The foundation asked Ohr in a Feb. 4 letter to reinstate one of the withdrawn financial disclosure memos—an April 2019 directive that created new requirements based on Robb’s interpretation of a board decision prohibiting unions from charging nonmembers for lobbying expenses.
The NLRB’s bar against fee-funded lobbying in its March 2019 decision in United Nurses and Allied Professionals (Kent Hospital) was upheld by the U.S. Court of Appeals for the First Circuit in September 2020, the foundation noted in its letter.
Based on the board’s lobbying expenses ruling, Robb instructed agency personnel investigating unions accused of overcharging nonmembers to provide detailed explanations of how they decided which expenses they could include in agency fees.
That demand for unions to explain themselves against allegations flipped the burden of proof for those types of cases.

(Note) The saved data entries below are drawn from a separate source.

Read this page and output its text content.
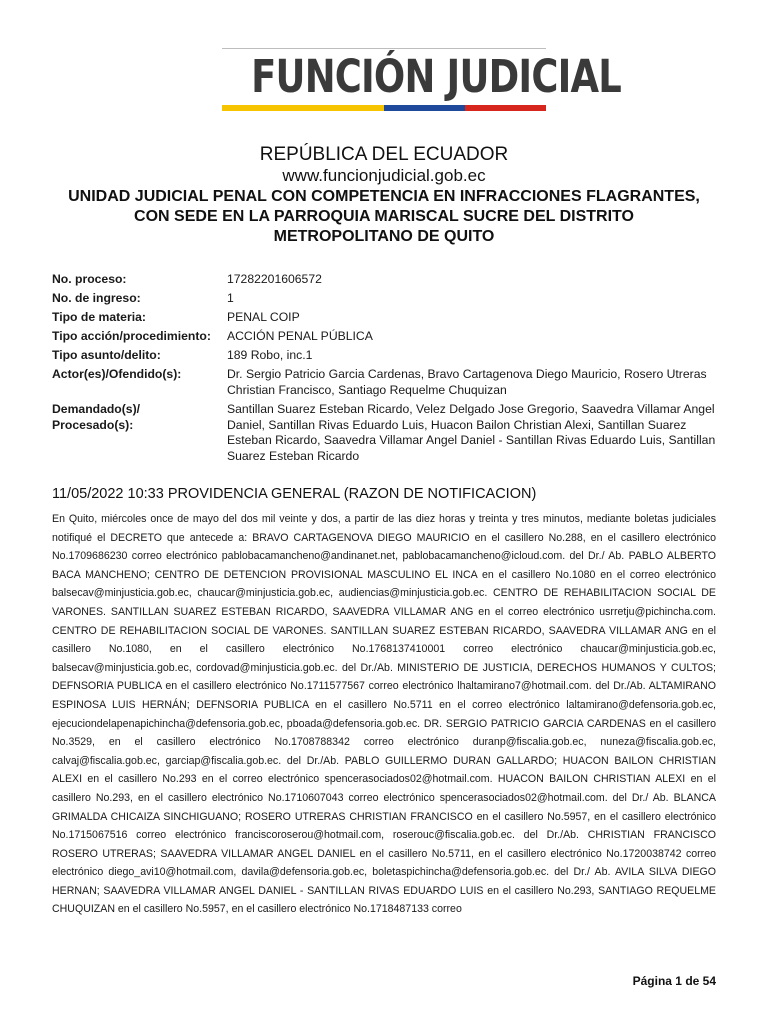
FUNCIÓN JUDICIAL
REPÚBLICA DEL ECUADOR
www.funcionjudicial.gob.ec
UNIDAD JUDICIAL PENAL CON COMPETENCIA EN INFRACCIONES FLAGRANTES,
CON SEDE EN LA PARROQUIA MARISCAL SUCRE DEL DISTRITO
METROPOLITANO DE QUITO
No. proceso:	17282201606572
No. de ingreso:	1
Tipo de materia:	PENAL COIP
Tipo acción/procedimiento:	ACCIÓN PENAL PÚBLICA
Tipo asunto/delito:	189 Robo, inc.1
Actor(es)/Ofendido(s):	Dr. Sergio Patricio Garcia Cardenas, Bravo Cartagenova Diego Mauricio, Rosero Utreras Christian Francisco, Santiago Requelme Chuquizan
Demandado(s)/
Procesado(s):
Santillan Suarez Esteban Ricardo, Velez Delgado Jose Gregorio, Saavedra Villamar Angel Daniel, Santillan Rivas Eduardo Luis, Huacon Bailon Christian Alexi, Santillan Suarez Esteban Ricardo, Saavedra Villamar Angel Daniel - Santillan Rivas Eduardo Luis, Santillan Suarez Esteban Ricardo
11/05/2022 10:33 PROVIDENCIA GENERAL (RAZON DE NOTIFICACION)
En Quito, miércoles once de mayo del dos mil veinte y dos, a partir de las diez horas y treinta y tres minutos, mediante boletas judiciales notifiqué el DECRETO que antecede a: BRAVO CARTAGENOVA DIEGO MAURICIO en el casillero No.288, en el casillero electrónico No.1709686230 correo electrónico pablobacamancheno@andinanet.net, pablobacamancheno@icloud.com. del Dr./ Ab. PABLO ALBERTO BACA MANCHENO; CENTRO DE DETENCION PROVISIONAL MASCULINO EL INCA en el casillero No.1080 en el correo electrónico balsecav@minjusticia.gob.ec, chaucar@minjusticia.gob.ec, audiencias@minjusticia.gob.ec. CENTRO DE REHABILITACION SOCIAL DE VARONES. SANTILLAN SUAREZ ESTEBAN RICARDO, SAAVEDRA VILLAMAR ANG en el correo electrónico usrretju@pichincha.com. CENTRO DE REHABILITACION SOCIAL DE VARONES. SANTILLAN SUAREZ ESTEBAN RICARDO, SAAVEDRA VILLAMAR ANG en el casillero No.1080, en el casillero electrónico No.1768137410001 correo electrónico chaucar@minjusticia.gob.ec, balsecav@minjusticia.gob.ec, cordovad@minjusticia.gob.ec. del Dr./Ab. MINISTERIO DE JUSTICIA, DERECHOS HUMANOS Y CULTOS; DEFNSORIA PUBLICA en el casillero electrónico No.1711577567 correo electrónico lhaltamirano7@hotmail.com. del Dr./Ab. ALTAMIRANO ESPINOSA LUIS HERNÁN; DEFNSORIA PUBLICA en el casillero No.5711 en el correo electrónico laltamirano@defensoria.gob.ec, ejecuciondelapenapichincha@defensoria.gob.ec, pboada@defensoria.gob.ec. DR. SERGIO PATRICIO GARCIA CARDENAS en el casillero No.3529, en el casillero electrónico No.1708788342 correo electrónico duranp@fiscalia.gob.ec, nuneza@fiscalia.gob.ec, calvaj@fiscalia.gob.ec, garciap@fiscalia.gob.ec. del Dr./Ab. PABLO GUILLERMO DURAN GALLARDO; HUACON BAILON CHRISTIAN ALEXI en el casillero No.293 en el correo electrónico spencerasociados02@hotmail.com. HUACON BAILON CHRISTIAN ALEXI en el casillero No.293, en el casillero electrónico No.1710607043 correo electrónico spencerasociados02@hotmail.com. del Dr./ Ab. BLANCA GRIMALDA CHICAIZA SINCHIGUANO; ROSERO UTRERAS CHRISTIAN FRANCISCO en el casillero No.5957, en el casillero electrónico No.1715067516 correo electrónico franciscoroserou@hotmail.com, roserouc@fiscalia.gob.ec. del Dr./Ab. CHRISTIAN FRANCISCO ROSERO UTRERAS; SAAVEDRA VILLAMAR ANGEL DANIEL en el casillero No.5711, en el casillero electrónico No.1720038742 correo electrónico diego_avi10@hotmail.com, davila@defensoria.gob.ec, boletaspichincha@defensoria.gob.ec. del Dr./ Ab. AVILA SILVA DIEGO HERNAN; SAAVEDRA VILLAMAR ANGEL DANIEL - SANTILLAN RIVAS EDUARDO LUIS en el casillero No.293, SANTIAGO REQUELME CHUQUIZAN en el casillero No.5957, en el casillero electrónico No.1718487133 correo
Página 1 de 54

Previously, a worker accusing a union would have to show the general counsel’s office why a particular expense shouldn’t have been charged to agency-fee payers.
“As a result, any employee could file a ULP charge against a union and say, ‘I disagree with a chargeability determination,’ and then unions had to open their books,” said Angie Cowan Hamada, an attorney at the union-side firm Allison Slutsky & Kennedy. “Unions are disclosing more of their audits, but the fact that they could be hit with a ULP charge with no foundational basis was pretty shocking.”
The second withdrawn memo, which Robb had issued two years ago, required unions to provide in initial notices to workers the amount a worker would save by paying agency fees as a nonmember rather than dues as a member. Under board law, unions don’t have to give that information until an employee chooses not to be a member and then takes the additional step of objecting to paying the full dues amount.
Some unions responded to that memo by redesigning how they conduct audits and what information they provide to workers, Hamada said. Others that continued with their previous practices were willing to litigate the issue to appellate courts if necessary, she said.